The Fed taper once again pushed USD/JPY higher as the US yield curve steepened once again overnight, USD/JPY rising 0.60% to 113.50, before adding another 0.20% to 113.70 in Asia. If we have indeed seen “peak omicron,” the 112.50 lows seen last week could well be the lows for the cross for the foreseeable future.

EUR/USD, GBP/USD are marking time around 1.1290 and 1.3285 with both vulnerable to a resumption of their medium-term downtrends next week if the BOE and ECB remain on hold while the FOMC speeds up tapering. AUD/USD rallied 0.40% today to 0.7080 after the RBA remained on hold but left the door slightly cracked for a faster unwinding of loose policy in the future. NZD/USD is treading water at 0.6760 with some Yen cross buying supporting both. Further gains are likely to be harder to come by if the US Dollar remains firm.

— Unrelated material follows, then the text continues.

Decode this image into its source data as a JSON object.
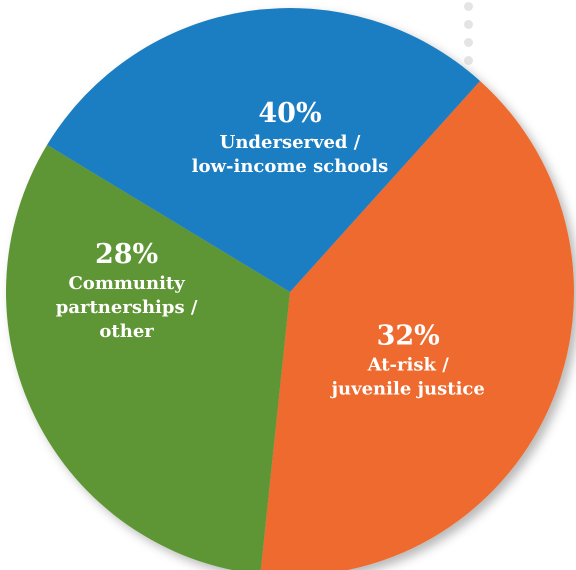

The US Dollar has weakened across the board versus Asian currencies thanks to the rebound in investor sentiment on weaker omicron fears. USD/Asia is down approximately 0.15% today in a quiet session. Looking ahead, as the market swings back to pricing in a fast Fed-taper and earlier rate hike life off, the rally by Asian currencies is likely to stall and reverse into next week.

Oil surges on lower omicron concerns.

The Fauci comments overnight saw more fast money returning to the long oil trade as markets started pricing a resumption of the global recovery and higher oil consumption. Brent crude leapt 5.40% higher to $73.65 a barrel, while WTI jumped 5.45% higher to $70.00 a barrel. In Asia, Brent has added 0.55% to $74.05, and WTI has added 0.90% to $70.65 a barrel.

Both contracts have quite a bit more upside potential, assuming the mild omicron reality is correct. The technical indicators are neutral but most especially, despite OPEC+ raising production quotas once again this month, the grouping continues to struggle to even meet its previously outlined increases. Virus volatility aside, that and OPEC+’s optionality over immediately changing the targets from the last meeting, which remains officially open, should provide a healthy modicum of support on any material pullbacks. Oil will be immune to a more hawkish FOMC next week.

Both contracts have recovered above their respective 100-day moving averages and if investor sentiment remains positive Brent crude can retest $76.00 and WTI $73.00 before the end of the week. I continue to believe that the lows of last week could well be the lows for the next year.

Gold remains marooned

Gold had another directionless session as it remains forgotten by the investor community, particularly those bullish traders who have been so badly whipsawed over the last month.  Gold drifted 0.30% lower to $1778.50 an ounce overnight as US yield firmed, only to reverse that in Asia, rising 0.20% to $1782.50 an ounce.

In the bigger picture, gold looks set to trade in a rough $1770.00 to $1800.00 an ounce range this week, unable to sustain momentum above or below those levels. The 50,100 and 200-day moving averages (DMAs), clustered between $1791.00 and $1793.50 provides immediate resistance, followed by $1800.00. Support lies at $1770.00 and $1760.00.

Gold could still stage a modest recovery this week, but if the US yield curve continues steepening, that may never eventuate, especially if US CPI data on Friday is likely to print around 7.0%. Gold remains a sell on rallies to $1810.00. The balance of risks still favours a move lower towards $1720.00 an ounce.